- Parham Location within Uttar Pradesh Parham Location within India
- Coordinates: 27°19′04″N 78°40′01″E﻿ / ﻿27.31778°N 78.66694°E
- Country: India
- State: Uttar Pradesh
- District: Firozabad
- Tehsil: Jasrana
- Elevation: 166 m (545 ft)

Population (2011)
- • Total: 19,642
- Time zone: UTC+5:30 (IST)
- PIN: 205130

= Parham, Uttar Pradesh =

Village in Uttar Pradesh, India

Parham is a village in Jasrana Tehsil, Firozabad District, Uttar Pradesh, India.
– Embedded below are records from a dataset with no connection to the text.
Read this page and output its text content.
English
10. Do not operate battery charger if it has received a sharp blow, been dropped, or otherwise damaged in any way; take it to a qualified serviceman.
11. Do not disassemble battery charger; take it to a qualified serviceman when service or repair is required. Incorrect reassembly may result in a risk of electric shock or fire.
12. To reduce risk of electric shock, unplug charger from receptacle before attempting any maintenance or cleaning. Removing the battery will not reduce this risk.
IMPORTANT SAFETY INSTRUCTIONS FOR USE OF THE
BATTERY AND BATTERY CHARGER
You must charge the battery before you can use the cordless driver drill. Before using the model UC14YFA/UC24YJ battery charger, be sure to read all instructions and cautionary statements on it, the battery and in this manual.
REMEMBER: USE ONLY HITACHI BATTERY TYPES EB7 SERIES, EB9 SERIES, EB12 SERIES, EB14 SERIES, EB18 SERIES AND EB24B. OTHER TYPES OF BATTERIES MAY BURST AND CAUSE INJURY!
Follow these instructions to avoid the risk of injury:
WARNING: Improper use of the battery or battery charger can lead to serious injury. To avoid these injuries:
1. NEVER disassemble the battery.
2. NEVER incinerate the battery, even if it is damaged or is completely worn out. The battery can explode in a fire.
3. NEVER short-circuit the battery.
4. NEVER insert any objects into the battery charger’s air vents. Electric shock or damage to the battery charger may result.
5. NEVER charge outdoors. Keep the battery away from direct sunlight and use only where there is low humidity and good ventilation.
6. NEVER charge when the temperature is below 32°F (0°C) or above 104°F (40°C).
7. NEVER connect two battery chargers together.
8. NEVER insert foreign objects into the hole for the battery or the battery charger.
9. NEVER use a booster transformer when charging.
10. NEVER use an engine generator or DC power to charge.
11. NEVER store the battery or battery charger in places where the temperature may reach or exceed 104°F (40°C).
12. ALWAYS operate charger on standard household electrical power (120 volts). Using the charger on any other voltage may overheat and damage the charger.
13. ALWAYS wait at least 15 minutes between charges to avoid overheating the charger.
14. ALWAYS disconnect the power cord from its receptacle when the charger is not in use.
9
As of the year 2011, it has a population of 19,642.

== Geography ==
Parham is located at the south of Arind River, approximately 32 kilometres northeast of the district capital Firozabad, and 9 kilometres north of the subdistrict capital Jasrana. Shikohabad Road passes through the east of the town. The average elevation of the village is at 166 metres above the sea level.

== Climate ==
Parham has a Humid Subtropical Climate (Cwa). It receives the most rainfall in July, with on average 256 mm of precipitation; and the least rainfall in November, with 6 mm of precipitation.

Climate data for Parham
| Month | Jan | Feb | Mar | Apr | May | Jun | Jul | Aug | Sep | Oct | Nov | Dec | Year |
| Mean daily maximum °C (°F) | 20.6 (69.1) | 24.4 (75.9) | 30.8 (87.4) | 37.3 (99.1) | 39.8 (103.6) | 37.9 (100.2) | 33 (91) | 31.8 (89.2) | 31.9 (89.4) | 31.8 (89.2) | 27.7 (81.9) | 22.7 (72.9) | 30.8 (87.4) |
| Daily mean °C (°F) | 14.1 (57.4) | 17.7 (63.9) | 23.5 (74.3) | 29.8 (85.6) | 32.9 (91.2) | 32.9 (91.2) | 29.5 (85.1) | 28.4 (83.1) | 27.8 (82.0) | 25.6 (78.1) | 20.9 (69.6) | 15.8 (60.4) | 24.9 (76.8) |
| Mean daily minimum °C (°F) | 8.1 (46.6) | 11.2 (52.2) | 16 (61) | 21.7 (71.1) | 25.8 (78.4) | 27.8 (82.0) | 26.5 (79.7) | 25.7 (78.3) | 24.1 (75.4) | 19.4 (66.9) | 14.5 (58.1) | 9.6 (49.3) | 19.2 (66.6) |
| Average rainfall mm (inches) | 17 (0.7) | 22 (0.9) | 12 (0.5) | 9 (0.4) | 12 (0.5) | 91 (3.6) | 256 (10.1) | 236 (9.3) | 125 (4.9) | 20 (0.8) | 6 (0.2) | 10 (0.4) | 816 (32.3) |
Source: Climate-Data.org

== Demographics ==
As per the 2011 Indian Census, Parham has 3,180 households and 19,642 residents. Out of the total population, 10,505 are male and 9,137 are female. The total literacy rate is 59.6%, with 7,159 of the male population and 4,548 of the female population being literate. The census location code of the village is 125747.